Cultiver les défis
Parti de zéro en 2003, le verger hudsonois de plus de 4000 arbres fruitiers possède aujourd’hui la certification Ecocert, qui assure le respect de certaines normes strictes assurant autant la protection de l’environnement que le maintien de la biodiversité. Un exemple parmi d’autres: la pulvérisation de solutions de soufre ou encore de bicarbonate de potassium, plutôt que l’utilisation de puissants fongicides traditionnels, afin de protéger les pommiers des maladies causées par des champignons. Le défi s’avère toutefois de taille, parce qu’il suffit d’une averse impromptue pour saboter une bonne partie de la récolte d’une saison. «Il faut appliquer le produit juste avant chaque pluie, et ce, durant tout le printemps jusqu’au début de juillet. Disons qu’on est abonnés aux prévisions de MétéoMédia», dit à demi en blague le pomiculteur, qui a dû couper un grand nombre d’arbres en raison d’une épidémie justement causée par l’humidité il y a quatre ans.
Qui plus est, beaucoup de manipulations très chronophages sont requises en pomiculture biologique. Éric Léger évoque notamment l’installation de papiers stratifiés pour protéger les troncs des insectes ou encore l’éclaircissage à la main, qui consiste à ne laisser qu’un certain nombre de fruits sur chaque branche pour favoriser leur croissance et maximiser la récolte. «Dans la culture conventionnelle, explique-t-il, ils peuvent utiliser une hormone de croissance qui fait tomber une partie des fleurs pour une production plus stable. C’est une preuve parmi d’autres qui montre que travailler en production bio, ce n’est pas choisir la facilité!»
Pour venir à bout des insectes ravageurs et en contrôler les populations, Dragos Iuroaia et Éric Léger utilisent tous deux nombre d’autres techniques classiques éprouvées en agriculture biologique, telles que la confusion sexuelle, qui empêche les insectes de se reproduire, et le recours aux prédateurs naturels comme les perce-oreilles.

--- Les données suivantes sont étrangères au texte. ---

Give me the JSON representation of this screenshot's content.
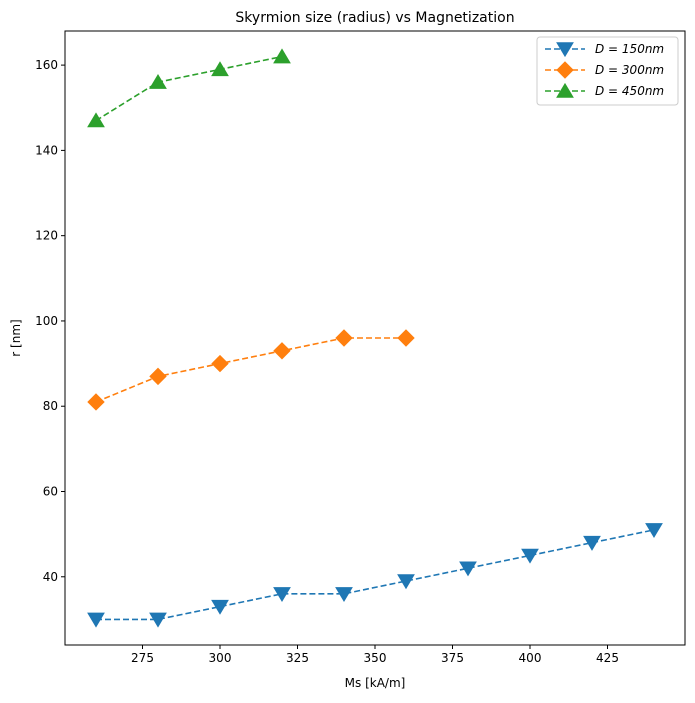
{
  "chart_data": {
    "type": "line",
    "title": "Skyrmion size (radius) vs Magnetization",
    "xlabel": "Ms [kA/m]",
    "ylabel": "r [nm]",
    "xlim": [
      250,
      450
    ],
    "ylim": [
      24,
      168
    ],
    "xticks": [
      275,
      300,
      325,
      350,
      375,
      400,
      425
    ],
    "yticks": [
      40,
      60,
      80,
      100,
      120,
      140,
      160
    ],
    "grid": false,
    "legend_position": "top-right",
    "series": [
      {
        "name": "D = 150nm",
        "color": "#1f77b4",
        "marker": "triangle-down",
        "linestyle": "dashed",
        "x": [
          260,
          280,
          300,
          320,
          340,
          360,
          380,
          400,
          420,
          440
        ],
        "y": [
          30,
          30,
          33,
          36,
          36,
          39,
          42,
          45,
          48,
          51
        ]
      },
      {
        "name": "D = 300nm",
        "color": "#ff7f0e",
        "marker": "diamond",
        "linestyle": "dashed",
        "x": [
          260,
          280,
          300,
          320,
          340,
          360
        ],
        "y": [
          81,
          87,
          90,
          93,
          96,
          96
        ]
      },
      {
        "name": "D = 450nm",
        "color": "#2ca02c",
        "marker": "triangle-up",
        "linestyle": "dashed",
        "x": [
          260,
          280,
          300,
          320
        ],
        "y": [
          147,
          156,
          159,
          162
        ]
      }
    ]
  }
}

Y a-t-il néanmoins des variétés de pommiers qui sont plus faciles à faire fructifier en utilisant les méthodes approuvées pour la culture biologique? «Il n’y a pas beaucoup d’études scientifiques sur le sujet», répond Dragos Iuroaia, qui compose avec une dizaine de cultivars, dont les populaires McIntosh, Cortland et Empire, mais aussi la Liberté et la Golden Delicious, dont ses clients ne se lassent pas. «Ils me disent souvent que mes pommes sont les meilleures, mais je ne peux pas comparer puisque je ne mange que les miennes», dit-il en rigolant.
«C’est très subjectif et difficile à prouver, mais je pense vraiment que mes pommes bios goûtent meilleur», renchérit Éric Léger. Sans compter les avantages au point de vue environnemental. «Ici, on a même des hirondelles, qui se nourrissent d’insectes, alors qu’on n’en voit presque plus dans les zones agricoles, fait-il valoir. Je suis persuadé qu’il y a un lien!»